Better Differentially Private Approximate Histograms and Heavy Hitters using the Misra-Gries Sketch
Christian Janos Lebeda, Jakub Tětek
TL;DR
This work develops a practical, memory-efficient method for privately releasing approximate histograms and heavy hitters from data streams by privatizing the Misra-Gries sketch (PMG). The core idea adds per-counter Laplace noise plus a shared global Laplace draw and employs a threshold to hide key-set differences, achieving $(\varepsilon,\delta)$-DP with a maximum error of $n/(k+1) + O(\log(1/\delta)/\varepsilon)$ and space $2k$, closely matching private non-streaming optima up to constants. The paper also extends to pure DP via a small-sensitivity post-processing step, analyzes merging of sketches under both trusted and untrusted aggregators, and introduces the PAMG sketch for user-level DP with improved noise scaling via Gaussian mechanisms. Additionally, it outlines a Gaussian-based approach (GSHM) for scenarios where users contribute multiple distinct elements, reducing noise to $O(\sqrt{m})$ under $(\varepsilon,\delta)$-DP and highlights open problems for achieving similar gains under pure DP. The results collectively offer a practical, scalable toolkit for privacy-preserving streaming histograms and heavy hitters with theoretically near-optimal error bounds.
Abstract
We consider the problem of computing differentially private approximate histograms and heavy hitters in a stream of elements.
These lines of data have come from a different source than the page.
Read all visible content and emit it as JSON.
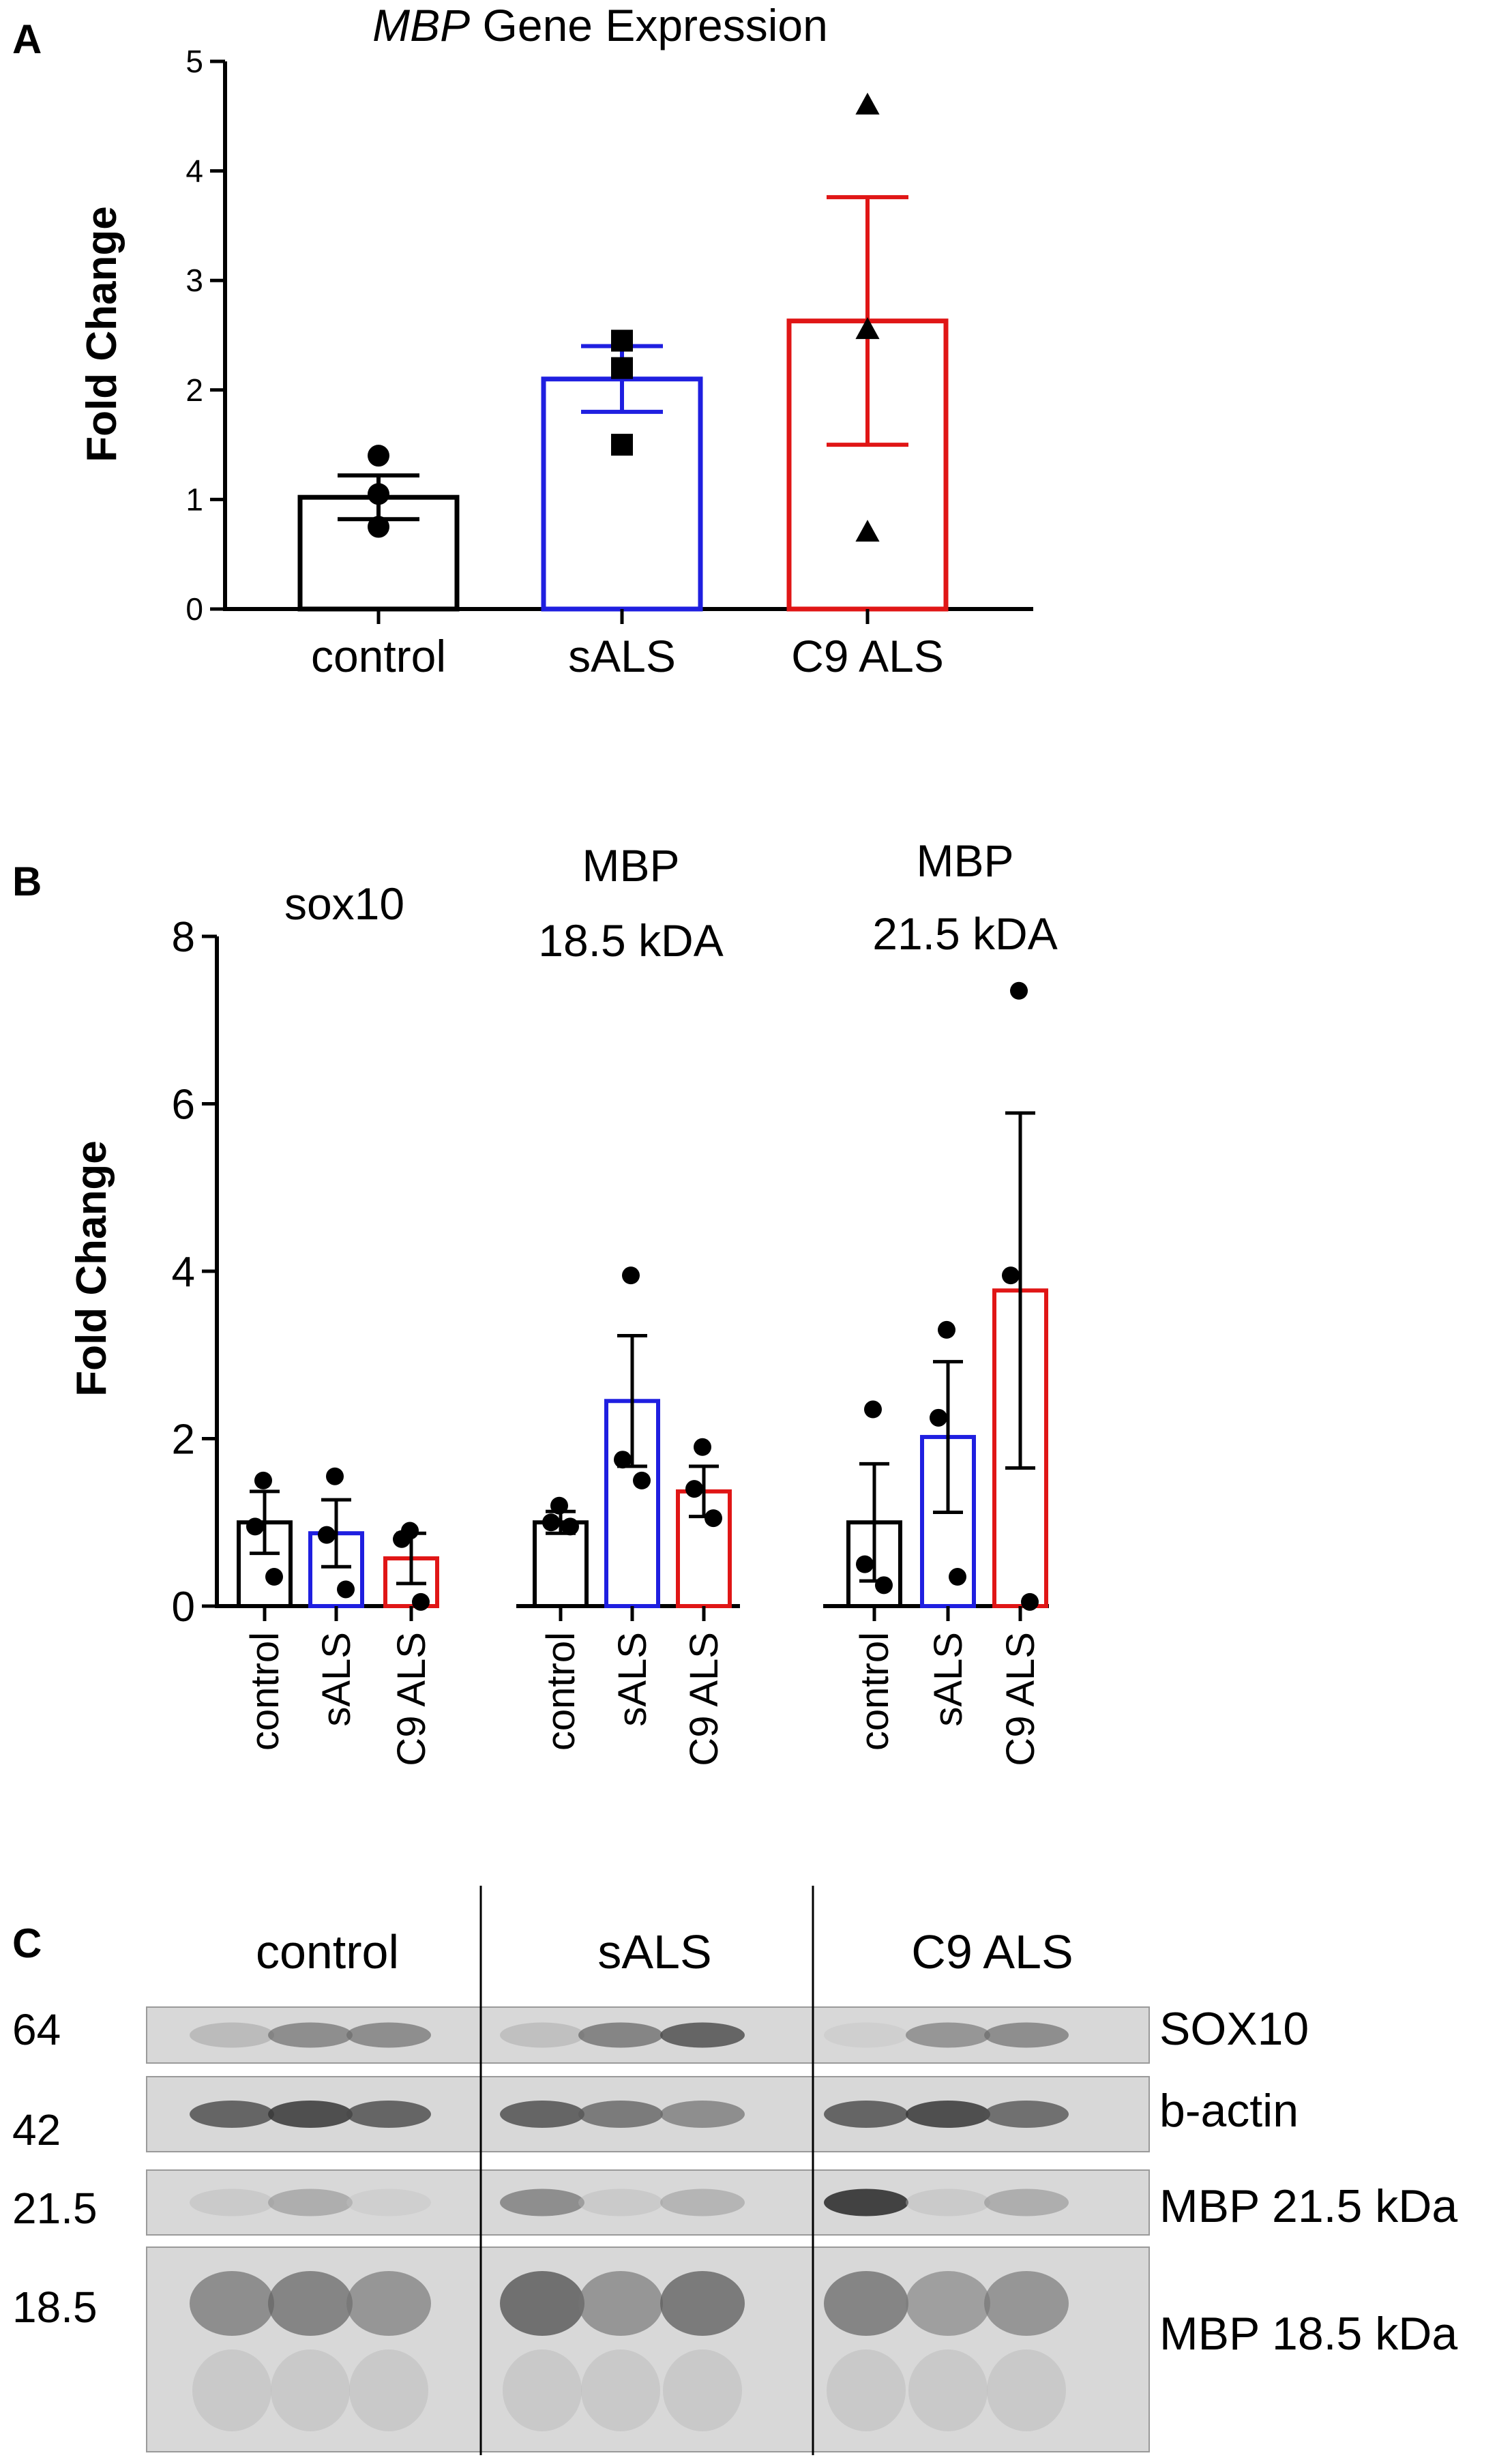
{
  "colors": {
    "control": "#000000",
    "sALS": "#1f1fe0",
    "C9 ALS": "#e01616",
    "blot_bg": "#d8d8d8"
  },
  "panel_a": {
    "label": "A",
    "title_italic": "MBP",
    "title_rest": " Gene Expression"
  },
  "panel_b": {
    "label": "B"
  },
  "panel_c": {
    "label": "C"
  },
  "chart_data": [
    {
      "type": "bar",
      "panel": "A",
      "title": "MBP Gene Expression",
      "xlabel": "",
      "ylabel": "Fold Change",
      "ylim": [
        0,
        5
      ],
      "yticks": [
        0,
        1,
        2,
        3,
        4,
        5
      ],
      "categories": [
        "control",
        "sALS",
        "C9 ALS"
      ],
      "values": [
        1.02,
        2.1,
        2.63
      ],
      "sem": [
        0.2,
        0.3,
        1.13
      ],
      "markers": [
        "circle",
        "square",
        "triangle"
      ],
      "points": [
        [
          1.4,
          1.05,
          0.75
        ],
        [
          2.45,
          2.2,
          1.5
        ],
        [
          4.6,
          2.55,
          0.7
        ]
      ],
      "grid": false,
      "legend": "none"
    },
    {
      "type": "bar",
      "panel": "B",
      "xlabel": "",
      "ylabel": "Fold Change",
      "ylim": [
        0,
        8
      ],
      "yticks": [
        0,
        2,
        4,
        6,
        8
      ],
      "grid": false,
      "legend": "none",
      "groups": [
        {
          "title": [
            "sox10"
          ],
          "categories": [
            "control",
            "sALS",
            "C9 ALS"
          ],
          "values": [
            1.0,
            0.87,
            0.57
          ],
          "sem": [
            0.37,
            0.4,
            0.3
          ],
          "points": [
            [
              1.5,
              0.95,
              0.35
            ],
            [
              1.55,
              0.85,
              0.2
            ],
            [
              0.9,
              0.8,
              0.05
            ]
          ]
        },
        {
          "title": [
            "MBP",
            "18.5 kDA"
          ],
          "categories": [
            "control",
            "sALS",
            "C9 ALS"
          ],
          "values": [
            1.0,
            2.45,
            1.37
          ],
          "sem": [
            0.13,
            0.78,
            0.3
          ],
          "points": [
            [
              1.2,
              1.0,
              0.95
            ],
            [
              3.95,
              1.75,
              1.5
            ],
            [
              1.9,
              1.4,
              1.05
            ]
          ]
        },
        {
          "title": [
            "MBP",
            "21.5 kDA"
          ],
          "categories": [
            "control",
            "sALS",
            "C9 ALS"
          ],
          "values": [
            1.0,
            2.02,
            3.77
          ],
          "sem": [
            0.7,
            0.9,
            2.12
          ],
          "points": [
            [
              2.35,
              0.5,
              0.25
            ],
            [
              3.3,
              2.25,
              0.35
            ],
            [
              7.35,
              3.95,
              0.05
            ]
          ]
        }
      ]
    }
  ],
  "blot": {
    "group_labels": [
      "control",
      "sALS",
      "C9 ALS"
    ],
    "mw_markers": [
      "64",
      "42",
      "21.5",
      "18.5"
    ],
    "strip_labels": [
      "SOX10",
      "b-actin",
      "MBP 21.5 kDa",
      "MBP 18.5 kDa"
    ],
    "band_intensity": [
      [
        0.25,
        0.55,
        0.55,
        0.2,
        0.6,
        0.75,
        0.05,
        0.5,
        0.55
      ],
      [
        0.75,
        0.85,
        0.75,
        0.75,
        0.65,
        0.55,
        0.75,
        0.85,
        0.7
      ],
      [
        0.1,
        0.35,
        0.05,
        0.55,
        0.1,
        0.3,
        0.9,
        0.1,
        0.35
      ],
      [
        0.55,
        0.6,
        0.5,
        0.7,
        0.5,
        0.65,
        0.6,
        0.45,
        0.5
      ]
    ]
  }
}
In the non-private setting, this is often done using the sketch of Misra and Gries [Science of Computer Programming, 1982]. Chan, Li, Shi, and Xu [PETS 2012] describe a differentially private version of the Misra-Gries sketch, but the amount of noise it adds can be large and scales linearly with the size of the sketch; the more accurate the sketch is, the more noise this approach has to add. We present a better mechanism for releasing a Misra-Gries sketch under $(\varepsilon,δ)$-differential privacy. It adds noise with magnitude independent of the size of the sketch; in fact, the maximum error coming from the noise is the same as the best known in the private non-streaming setting, up to a constant factor. Our mechanism is simple and likely to be practical. We also give a simple post-processing step of the Misra-Gries sketch that does not increase the worst-case error guarantee. It is sufficient to add noise to this new sketch with less than twice the magnitude of the non-streaming setting. This improves on the previous result for $\varepsilon$-differential privacy where the noise scales linearly to the size of the sketch. Finally, we consider a general setting where users can contribute multiple distinct elements. We present a new sketch with maximum error matching the Misra-Gries sketch. For many parameters in this setting our sketch can be released with less noise under $(\varepsilon, δ)$-differential privacy.